The sound even woke Wray. He opened his eyes, gazed at nothing, and said, “No. I won’t eat my porridge. Please don’t make me,” before he went back to his snoring.

“God save his tormented soul,” Arrow entreated with great solemnity.

And then the bookcase opened. The one near the fire.

Yes, opened.

Harry rubbed his eyes.

“What the hell?” said Arrow.

Harry knew, of course, that every great house had a secret door to somewhere, but he’d no idea his own club did.

A buxom female—rather matronly in dress and age, actually—stumbled out from a dark passageway, a spitting candle in her hand. The curls at her temples had gone to gray beneath the half-handkerchief pinned to her hair, and her gown, while a pleasing midnight blue, couldn’t disguise her spreading hips. She placed the candle on the mantel, turned to the men, and curtsied.

“You’re a woman,” Lumley said slowly.

Considering the fact that women weren’t allowed on the club premises, Harry could forgive Lumley’s stating the obvious.

But before she or anyone else could respond, a man emerged from the opening behind the bookcase, as well—a portly man with a merry grin and a bottle of cheap gin in his hand.

“I’m dreaming,” said Lumley, shaking his head.

“Au contraire,” the man said, and proceeded to belch. “You most certainly are not dreaming, Viscount.” He patted his stomach, lifted the bottle to his mouth, drank, and wiped his mouth with his sleeve.

Then he swayed.

“Oho!” he said, and chuckled when the woman grabbed his elbow.

“No dancing, Your Highness.” She giggled and took the bottle from him. “We need music for that.”

Long before she’d even set the bottle on a side table, every man in the room had stood—except for Wray, who was still fighting his battle against cruel Fate on the floor.

“Your Royal Highness!” Captain Arrow said, and saluted the swaying man. “Captain Stephen Arrow, at your service.”

By God, it was him. The Prince Regent himself. Harry almost saluted, too, but then he remembered he wasn’t a sailor, so he bowed deeply, right near Wray’s snuffling mouth.

Prinny rubbed his chin. “Yes, it is I,” he said. “My delectable companion and I were on our way to the secret bedchamber—”

There was a secret bedchamber at the club?

Harry and Lumley exchanged looks of shock. Maxwell ran his narrowed gaze over the bookshelf. Arrow remained standing at attention.

“Captain Arrow,” Prinny said with a huff of laughter. “At ease. Please. I can’t think when you look as though you’re about to call out orders to fire a hundred cannon at the Spanish fleet.”

Arrow’s shoulders relaxed.

And there followed a general lessening of tension in every man, Harry noted. Maxwell took a puff from his cheroot. Lumley grinned, and Harry uncurled his fingers, which he’d balled into fists at his sides.

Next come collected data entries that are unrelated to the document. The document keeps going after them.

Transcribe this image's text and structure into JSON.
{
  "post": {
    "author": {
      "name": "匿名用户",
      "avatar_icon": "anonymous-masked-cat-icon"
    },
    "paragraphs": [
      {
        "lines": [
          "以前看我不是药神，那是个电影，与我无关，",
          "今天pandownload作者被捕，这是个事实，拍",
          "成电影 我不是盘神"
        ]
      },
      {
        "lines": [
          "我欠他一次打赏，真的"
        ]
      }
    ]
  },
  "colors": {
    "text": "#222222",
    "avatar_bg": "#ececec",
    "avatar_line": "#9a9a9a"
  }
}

Yes, Prinny was in his cups, but he was also in a good mood.

“As I was saying,” His Royal Highness went on, “Liza and I were passing through, and we couldn’t help overhearing your conversation, gentlemen.” He opened his snuffbox with a grand flourish, pretended to inhale some—everyone knew he really despised the stuff—and returned it to his pocket. “And I’m shocked—nay, dismayed,” he went on, “at the state of affairs in this room. Can’t be good for the Empire when its best and brightest are gloomy.”

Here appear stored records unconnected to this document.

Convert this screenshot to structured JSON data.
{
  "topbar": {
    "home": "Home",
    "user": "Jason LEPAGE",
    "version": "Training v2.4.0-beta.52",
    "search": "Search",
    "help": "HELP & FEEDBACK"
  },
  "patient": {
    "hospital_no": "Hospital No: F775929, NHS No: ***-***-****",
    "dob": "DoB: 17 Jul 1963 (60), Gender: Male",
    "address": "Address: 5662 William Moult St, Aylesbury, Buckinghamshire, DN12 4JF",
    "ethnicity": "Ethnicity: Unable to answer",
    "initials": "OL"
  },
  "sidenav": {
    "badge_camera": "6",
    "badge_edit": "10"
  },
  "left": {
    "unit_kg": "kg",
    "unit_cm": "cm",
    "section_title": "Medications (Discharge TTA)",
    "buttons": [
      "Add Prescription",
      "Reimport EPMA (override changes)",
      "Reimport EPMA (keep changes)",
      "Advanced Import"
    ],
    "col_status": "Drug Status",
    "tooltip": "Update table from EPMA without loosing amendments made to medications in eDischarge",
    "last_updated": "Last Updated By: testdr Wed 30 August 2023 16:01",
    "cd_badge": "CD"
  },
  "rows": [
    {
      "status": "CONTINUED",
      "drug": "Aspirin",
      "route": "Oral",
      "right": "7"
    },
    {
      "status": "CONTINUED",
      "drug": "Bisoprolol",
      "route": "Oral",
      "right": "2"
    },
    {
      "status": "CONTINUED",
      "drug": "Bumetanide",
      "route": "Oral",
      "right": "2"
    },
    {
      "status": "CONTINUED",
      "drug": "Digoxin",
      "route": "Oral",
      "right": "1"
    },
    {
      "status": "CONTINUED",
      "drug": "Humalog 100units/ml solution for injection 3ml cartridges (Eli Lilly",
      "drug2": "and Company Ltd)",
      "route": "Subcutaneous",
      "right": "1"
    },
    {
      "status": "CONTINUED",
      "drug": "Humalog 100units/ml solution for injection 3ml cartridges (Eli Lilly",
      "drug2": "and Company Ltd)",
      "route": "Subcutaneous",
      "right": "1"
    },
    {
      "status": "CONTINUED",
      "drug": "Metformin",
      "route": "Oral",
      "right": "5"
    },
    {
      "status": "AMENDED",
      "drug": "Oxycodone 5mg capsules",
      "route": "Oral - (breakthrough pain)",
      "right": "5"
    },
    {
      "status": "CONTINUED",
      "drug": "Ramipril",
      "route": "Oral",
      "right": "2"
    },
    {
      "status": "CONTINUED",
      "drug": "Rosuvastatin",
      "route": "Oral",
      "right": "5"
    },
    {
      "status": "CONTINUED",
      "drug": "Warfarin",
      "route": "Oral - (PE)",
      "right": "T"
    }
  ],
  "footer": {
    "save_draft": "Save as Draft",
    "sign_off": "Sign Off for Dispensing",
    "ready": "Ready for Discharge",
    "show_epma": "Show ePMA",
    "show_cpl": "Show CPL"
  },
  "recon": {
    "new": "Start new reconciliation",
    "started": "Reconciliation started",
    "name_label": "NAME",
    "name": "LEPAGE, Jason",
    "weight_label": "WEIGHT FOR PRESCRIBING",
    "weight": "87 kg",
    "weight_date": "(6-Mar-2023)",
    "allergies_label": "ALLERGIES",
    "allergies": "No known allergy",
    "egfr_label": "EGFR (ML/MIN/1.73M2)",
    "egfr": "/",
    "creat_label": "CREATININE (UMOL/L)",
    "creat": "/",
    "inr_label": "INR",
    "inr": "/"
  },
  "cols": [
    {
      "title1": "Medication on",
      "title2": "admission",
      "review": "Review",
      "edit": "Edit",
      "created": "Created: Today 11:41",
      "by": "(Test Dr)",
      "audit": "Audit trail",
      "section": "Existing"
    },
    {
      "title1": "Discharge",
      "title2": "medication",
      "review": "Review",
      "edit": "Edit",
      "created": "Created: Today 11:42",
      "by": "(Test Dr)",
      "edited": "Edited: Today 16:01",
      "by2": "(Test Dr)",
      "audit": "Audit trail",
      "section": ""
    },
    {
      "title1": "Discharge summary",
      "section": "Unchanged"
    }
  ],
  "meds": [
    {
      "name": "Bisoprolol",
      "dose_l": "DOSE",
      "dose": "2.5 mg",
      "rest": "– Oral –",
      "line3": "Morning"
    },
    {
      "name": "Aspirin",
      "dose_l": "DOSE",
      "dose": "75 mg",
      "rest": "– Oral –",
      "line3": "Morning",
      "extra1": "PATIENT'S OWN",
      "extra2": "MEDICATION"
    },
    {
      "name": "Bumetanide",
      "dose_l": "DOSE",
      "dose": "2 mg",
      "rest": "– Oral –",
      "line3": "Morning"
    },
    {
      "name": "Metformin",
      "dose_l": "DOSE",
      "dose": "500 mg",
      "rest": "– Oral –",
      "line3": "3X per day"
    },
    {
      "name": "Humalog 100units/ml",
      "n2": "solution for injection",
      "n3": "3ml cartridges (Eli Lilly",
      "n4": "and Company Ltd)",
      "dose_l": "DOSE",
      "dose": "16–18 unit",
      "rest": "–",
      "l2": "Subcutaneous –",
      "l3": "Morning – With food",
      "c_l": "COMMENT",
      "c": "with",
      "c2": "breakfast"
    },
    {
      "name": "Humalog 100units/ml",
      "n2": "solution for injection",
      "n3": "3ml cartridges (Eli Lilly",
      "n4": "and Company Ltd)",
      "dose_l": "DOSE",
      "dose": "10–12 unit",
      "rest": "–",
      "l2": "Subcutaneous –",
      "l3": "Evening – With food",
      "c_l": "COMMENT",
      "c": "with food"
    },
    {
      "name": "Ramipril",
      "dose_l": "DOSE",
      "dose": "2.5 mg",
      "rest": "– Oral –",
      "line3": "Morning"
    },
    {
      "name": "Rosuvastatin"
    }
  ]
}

He leveled an eye at Harry. “Yes, I include even you in that description, young man. Despite everything I’ve heard about your bedding the captain’s wife while your unit suffered an ambush, of all things”—Liza gasped—“you can’t be a complete disgrace if the Duke of Mallan is your father.”

Harry’s chest knotted. “Thank you, Your Highness,” he gritted out.

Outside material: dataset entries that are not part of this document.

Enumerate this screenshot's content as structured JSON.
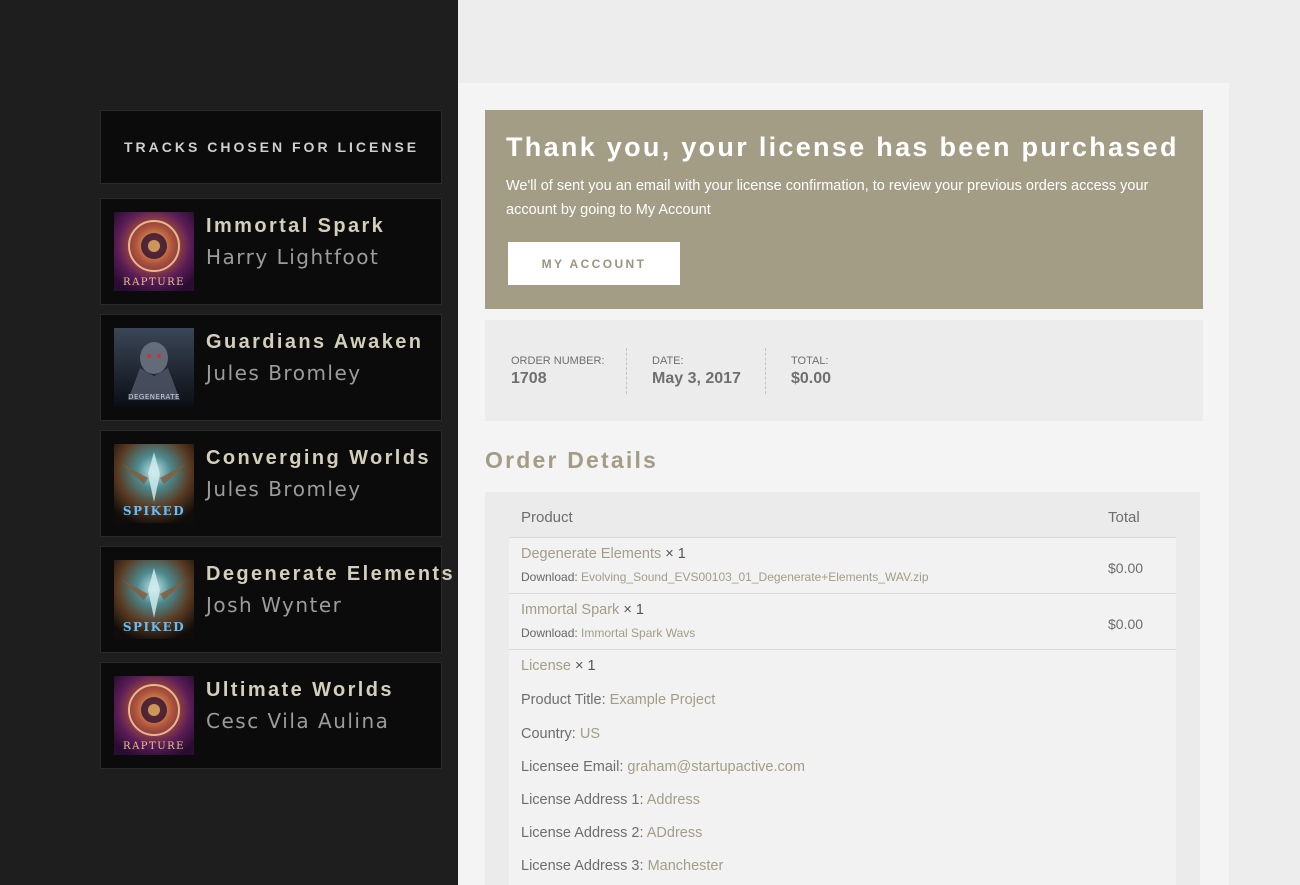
{
  "sidebar": {
    "header": "TRACKS CHOSEN FOR LICENSE",
    "tracks": [
      {
        "title": "Immortal Spark",
        "artist": "Harry Lightfoot",
        "art_text": "RAPTURE",
        "art_icon": "rapture-album-art-icon"
      },
      {
        "title": "Guardians Awaken",
        "artist": "Jules Bromley",
        "art_text": "DEGENERATE",
        "art_icon": "degenerate-album-art-icon"
      },
      {
        "title": "Converging Worlds",
        "artist": "Jules Bromley",
        "art_text": "SPIKED",
        "art_icon": "spiked-album-art-icon"
      },
      {
        "title": "Degenerate Elements",
        "artist": "Josh Wynter",
        "art_text": "SPIKED",
        "art_icon": "spiked-album-art-icon"
      },
      {
        "title": "Ultimate Worlds",
        "artist": "Cesc Vila Aulina",
        "art_text": "RAPTURE",
        "art_icon": "rapture-album-art-icon"
      }
    ]
  },
  "banner": {
    "title": "Thank you, your license has been purchased",
    "message": "We'll of sent you an email with your license confirmation, to review your previous orders access your account by going to My Account",
    "button": "MY ACCOUNT",
    "color": "#a39d86"
  },
  "order": {
    "number_label": "ORDER NUMBER:",
    "number": "1708",
    "date_label": "DATE:",
    "date": "May 3, 2017",
    "total_label": "TOTAL:",
    "total": "$0.00"
  },
  "order_details": {
    "heading": "Order Details",
    "col_product": "Product",
    "col_total": "Total",
    "items": [
      {
        "name": "Degenerate Elements",
        "qty": "× 1",
        "download_label": "Download:",
        "download_file": "Evolving_Sound_EVS00103_01_Degenerate+Elements_WAV.zip",
        "price": "$0.00"
      },
      {
        "name": "Immortal Spark",
        "qty": "× 1",
        "download_label": "Download:",
        "download_file": "Immortal Spark Wavs",
        "price": "$0.00"
      }
    ],
    "license": {
      "name": "License",
      "qty": "× 1",
      "fields": [
        {
          "label": "Product Title:",
          "value": "Example Project"
        },
        {
          "label": "Country:",
          "value": "US"
        },
        {
          "label": "Licensee Email:",
          "value": "graham@startupactive.com"
        },
        {
          "label": "License Address 1:",
          "value": "Address"
        },
        {
          "label": "License Address 2:",
          "value": "ADdress"
        },
        {
          "label": "License Address 3:",
          "value": "Manchester"
        }
      ]
    }
  }
}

But inside, his heart grew harder. And smaller.

Prinny looked around assessingly. “We must correct this situation. What you need is hope—hope that you may avoid legshackles. And not just a vague hope.” His expression brightened and he raised his right index finger. “You’ll need a surety!”

“Yes!” Liza clapped her hands.

“We need to make it impossible,” Prinny said, “for any matchmaking mamas, silly debutantes, and conniving bettors to rob your bachelor days of their necessary frivolity. Who’s got a quill and paper?”

No one did. Harry wondered what the Prince was about.

A coach-and-four rattled by the window, and through the door, there were the regular sounds of club life: voices rising and falling, the scrape of forks and knives against plates, the clink of bottle against glass.